It's easy to make a little edit in a notebook and accidentally break production jobs.

Comparatively harder to make an edit in a git repo and do a deploy that'll break production jobs (e.g. if the JAR doesn't compile or the CI errors out cause the tests don't pass).

Notebook based production jobs get even more dangerous when NotebookA depends on NotebookB and so on.


Treat notebooks like other code - separate onto staging and production, with defined promotions between them - it’s possible. You can run tests in CI/CD pipelines, etc. You can set permissions so nobody can update production notebooks manually, ...


> The difference between the PySpark & Scala APIs confuse the hell out of people

I personally had this experience when first wanting to learn spark, and it really turned me off to the whole spark ecosystem. Curious if you have any suggested resources that do a good job on this?


Spark offers Scala, Python, Java, and R APIs. Scala & Python are the most viable options (R lacks a lot of features and Java is only good for ppl that love Java).

Scala & PySpark are both great options. Lots of devs are terrified of Scala, so PySpark is more popular now. I'd say Scala has a slight technical advantage, see here for more details: https://mungingdata.com/apache-spark/python-pyspark-scala-wh.... Both are great overall.

I wrote a book that's a practical introduction to Spark: https://leanpub.com/beautiful-spark/

Most of the training materials are theoretical, which makes Spark seem really intimidating. You can learn some basic Spark principles and get up-and-running with production workflows quickly.


"Fully managed Spark" sounded awesome a few years ago. But now, Spark can run on Kubernetes clusters [1]. If your infrastructure is already running on Kubernetes then you already have a cluster capable of running Spark. And because of the magic of Kubernetes you don't even have to dedicate nodes to Spark.

[1] https://spark.apache.org/docs/latest/running-on-kubernetes.h...


100%.

The DataBricks notebooks have a lot of value (for now) but ever since running Spark on Kube... I have had literally 0 cluster issues. It's absolutely shocking, coming from a YARN-based environment, where I was constantly plagued with ResourceManager issues, autoscaling issues, preemption issues, network disconnect issues...

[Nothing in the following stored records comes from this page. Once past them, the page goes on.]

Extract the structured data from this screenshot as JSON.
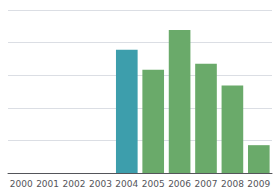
{
  "chart_data": {
    "type": "bar",
    "categories": [
      "2000",
      "2001",
      "2002",
      "2003",
      "2004",
      "2005",
      "2006",
      "2007",
      "2008",
      "2009"
    ],
    "values": [
      0,
      0,
      0,
      0,
      62,
      52,
      72,
      55,
      44,
      14
    ],
    "colors": [
      "#5ba898",
      "#5ba898",
      "#5ba898",
      "#5ba898",
      "#3d9eac",
      "#6aaa6a",
      "#6aaa6a",
      "#6aaa6a",
      "#6aaa6a",
      "#6aaa6a"
    ],
    "ylim": [
      0,
      82
    ],
    "yticks": [
      0,
      16.4,
      32.8,
      49.2,
      65.6,
      82
    ],
    "grid": true,
    "tick_labels": "x"
  }
}
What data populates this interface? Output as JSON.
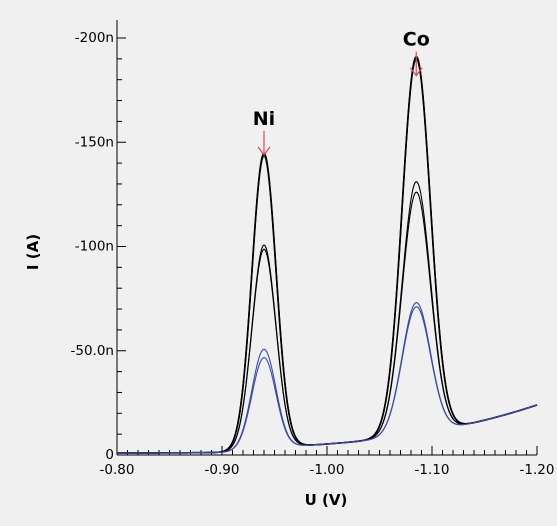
{
  "chart_data": {
    "type": "line",
    "xlabel": "U (V)",
    "ylabel": "I (A)",
    "xlim": [
      -0.8,
      -1.2
    ],
    "ylim": [
      0,
      -200
    ],
    "y_unit": "nA",
    "x_tick_labels": [
      "-0.80",
      "-0.90",
      "-1.00",
      "-1.10",
      "-1.20"
    ],
    "x_tick_values": [
      -0.8,
      -0.9,
      -1.0,
      -1.1,
      -1.2
    ],
    "y_tick_labels": [
      "0",
      "-50.0n",
      "-100n",
      "-150n",
      "-200n"
    ],
    "y_tick_values": [
      0,
      -50,
      -100,
      -150,
      -200
    ],
    "grid": false,
    "legend": "none",
    "annotations": [
      {
        "text": "Ni",
        "x": -0.94,
        "y": -143,
        "color": "#e0455a"
      },
      {
        "text": "Co",
        "x": -1.085,
        "y": -181,
        "color": "#e0455a"
      }
    ],
    "series": [
      {
        "color": "#000000",
        "peak1": -143,
        "peak2": -181,
        "x": [
          -0.8,
          -0.85,
          -0.88,
          -0.9,
          -0.92,
          -0.94,
          -0.96,
          -0.97,
          -1.0,
          -1.04,
          -1.06,
          -1.085,
          -1.11,
          -1.13,
          -1.16,
          -1.2
        ],
        "y": [
          -1,
          -3,
          -7,
          -20,
          -80,
          -143,
          -60,
          -5,
          -9,
          -45,
          -120,
          -181,
          -50,
          -12,
          -15,
          -22
        ]
      },
      {
        "color": "#000000",
        "peak1": -142,
        "peak2": -180,
        "x": [
          -0.8,
          -0.85,
          -0.88,
          -0.9,
          -0.92,
          -0.94,
          -0.96,
          -0.97,
          -1.0,
          -1.04,
          -1.06,
          -1.085,
          -1.11,
          -1.13,
          -1.16,
          -1.2
        ],
        "y": [
          -1,
          -3,
          -7,
          -19,
          -79,
          -142,
          -59,
          -5,
          -9,
          -44,
          -119,
          -180,
          -50,
          -12,
          -15,
          -22
        ]
      },
      {
        "color": "#000000",
        "peak1": -99,
        "peak2": -121,
        "x": [
          -0.8,
          -0.85,
          -0.88,
          -0.9,
          -0.92,
          -0.94,
          -0.96,
          -0.97,
          -1.0,
          -1.04,
          -1.06,
          -1.085,
          -1.11,
          -1.13,
          -1.16,
          -1.2
        ],
        "y": [
          -1,
          -3,
          -6,
          -15,
          -58,
          -99,
          -43,
          -5,
          -8,
          -33,
          -82,
          -121,
          -36,
          -11,
          -14,
          -22
        ]
      },
      {
        "color": "#000000",
        "peak1": -97,
        "peak2": -116,
        "x": [
          -0.8,
          -0.85,
          -0.88,
          -0.9,
          -0.92,
          -0.94,
          -0.96,
          -0.97,
          -1.0,
          -1.04,
          -1.06,
          -1.085,
          -1.11,
          -1.13,
          -1.16,
          -1.2
        ],
        "y": [
          -1,
          -3,
          -6,
          -15,
          -56,
          -97,
          -42,
          -5,
          -8,
          -32,
          -79,
          -116,
          -35,
          -11,
          -14,
          -22
        ]
      },
      {
        "color": "#3a4aa6",
        "peak1": -49,
        "peak2": -63,
        "x": [
          -0.8,
          -0.85,
          -0.88,
          -0.9,
          -0.92,
          -0.94,
          -0.96,
          -0.97,
          -1.0,
          -1.04,
          -1.06,
          -1.085,
          -1.11,
          -1.13,
          -1.16,
          -1.2
        ],
        "y": [
          -1,
          -2,
          -4,
          -9,
          -29,
          -49,
          -22,
          -4,
          -6,
          -18,
          -43,
          -63,
          -22,
          -10,
          -14,
          -21
        ]
      },
      {
        "color": "#3a4aa6",
        "peak1": -45,
        "peak2": -61,
        "x": [
          -0.8,
          -0.85,
          -0.88,
          -0.9,
          -0.92,
          -0.94,
          -0.96,
          -0.97,
          -1.0,
          -1.04,
          -1.06,
          -1.085,
          -1.11,
          -1.13,
          -1.16,
          -1.2
        ],
        "y": [
          -1,
          -2,
          -4,
          -8,
          -27,
          -45,
          -20,
          -4,
          -6,
          -17,
          -41,
          -61,
          -21,
          -10,
          -14,
          -21
        ]
      }
    ]
  }
}
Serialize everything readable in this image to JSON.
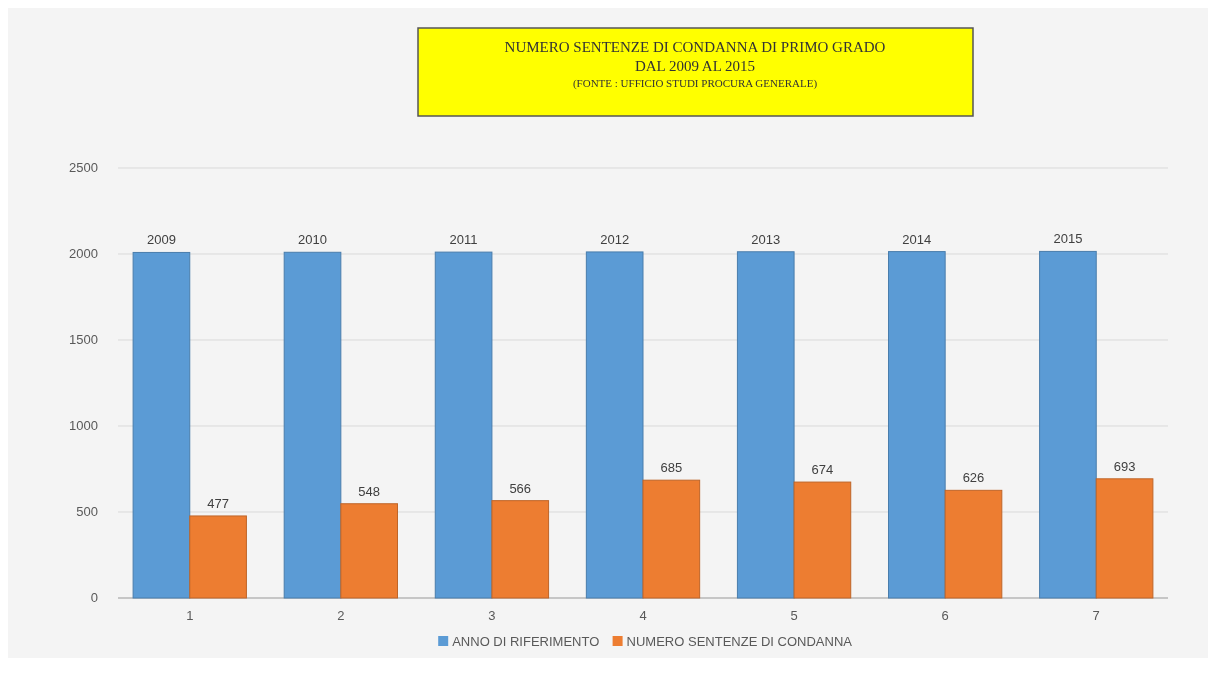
{
  "chart_data": {
    "type": "bar",
    "title": "NUMERO SENTENZE DI CONDANNA DI PRIMO GRADO",
    "subtitle": "DAL 2009 AL 2015",
    "annotations": [
      "(FONTE : UFFICIO STUDI PROCURA GENERALE)"
    ],
    "categories": [
      "1",
      "2",
      "3",
      "4",
      "5",
      "6",
      "7"
    ],
    "series": [
      {
        "name": "ANNO DI RIFERIMENTO",
        "color": "#5b9bd5",
        "values": [
          2009,
          2010,
          2011,
          2012,
          2013,
          2014,
          2015
        ]
      },
      {
        "name": "NUMERO SENTENZE DI CONDANNA",
        "color": "#ed7d31",
        "values": [
          477,
          548,
          566,
          685,
          674,
          626,
          693
        ]
      }
    ],
    "ylim": [
      0,
      2500
    ],
    "yticks": [
      0,
      500,
      1000,
      1500,
      2000,
      2500
    ],
    "grid": "y",
    "legend": "bottom",
    "data_labels": true
  }
}
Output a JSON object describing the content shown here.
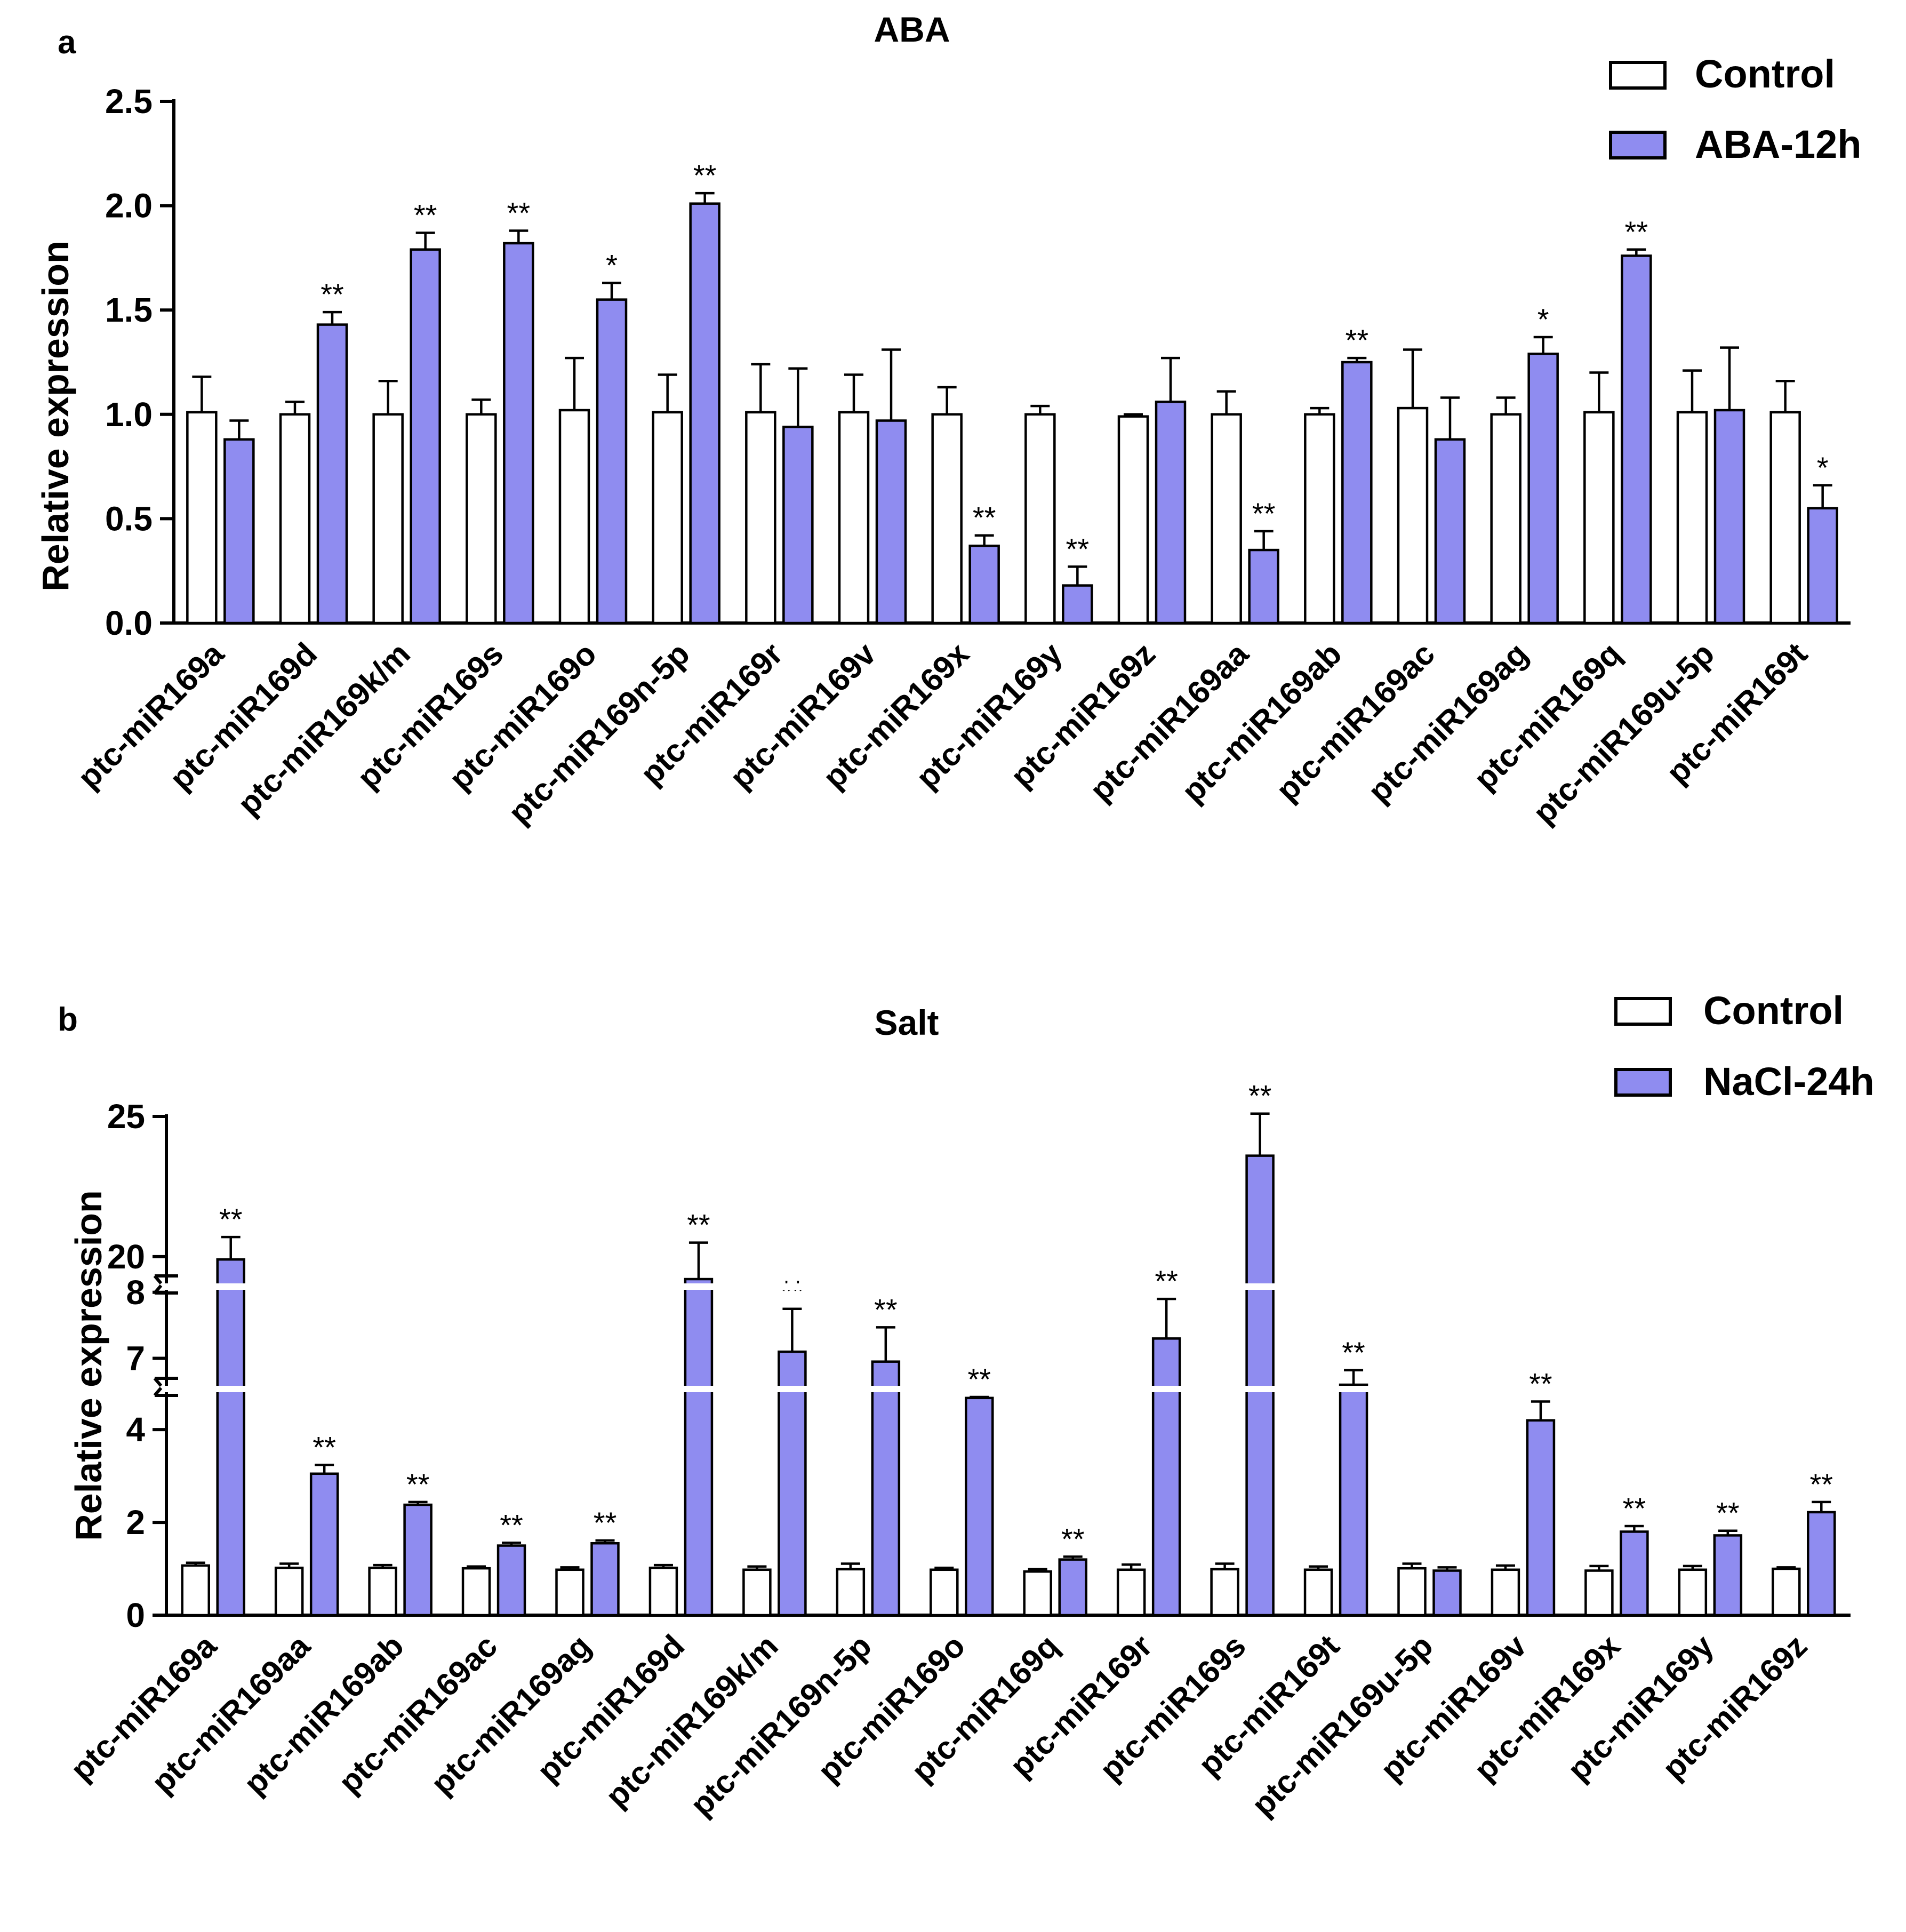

For reasons I don't understand our company ended up choosing Google Cloud and is a complete mess. You have BigQuery, Dataproc, AI Platform training, Colab, AI Platform notebooks, and many tools that do the same thing but not well integrated. My personal.favourite is AI Notebooks, but i need additional.plugins to interact with BigQuery, S3 and GCS. Requires a lot of customization, we used before Azure and Databricks where we had one stop shop. I heard Google is integrating some of their products but that will take a while. In the meantime we lose hours of productivity figuring out how to use their products (which stability is horrible. Example AI.platform Jobs and permission model)


Hey, I replied[0] to your submission[1] a couple of weeks ago and elaborated on our internal platform for collaborative notebooks, scheduled notebooks, and model management. How is your effort going so far?

- [0]: https://news.ycombinator.com/item?id=25940923

- [1]: https://news.ycombinator.com/item?id=25938654


I’ve had a lot of success with Dask lately. It’s comparable to spark in some ways [0]. Being written in python and built on top of pandas/numpy it allows much more flexibility. It’s also easier to get adoption from data scientists who are usually more comfortable with python than scala. It also has great tools built on top of kubernetes making deployment quick and easy [1].

[0]https://docs.dask.org/en/latest/spark.html

[1]https://github.com/dask/dask-gateway


Just for clarification, dask lets you run any python function on any python datatype. Numpy/pandas is faster, but anything is doable with dask. This makes it eminently flexible, unlike many «big data» tools that only work on tables, or other arbitrary limitations.


Yes, you can use dask’s lower level APIs, like futures [0] or dask delayed, and it’ll just pickle the python objects. Dask provides a group of collections APIs, like dataframes [1] and arrays that use more efficient serialization methods.

[0]https://docs.dask.org/en/latest/futures.html

[1]https://docs.dask.org/en/latest/dataframe.html


My feeling is that Spark is better for huge ETL jobs and Dask is better for certain types of model building (because of easy access to Python libraries), but don't have any benchmarks to back this up. Would love some benchmark results comparing processing tens of terabytes on equal sized i3.xlarge EC2 clusters to get a better idea of benchmarks.

Have you seen any good Spark vs. Dask benchmarks?


The area that we've seen Dask shine the most is ML. This is because the Python ecosystem has more advantages when it comes to ML and there is better GPU support.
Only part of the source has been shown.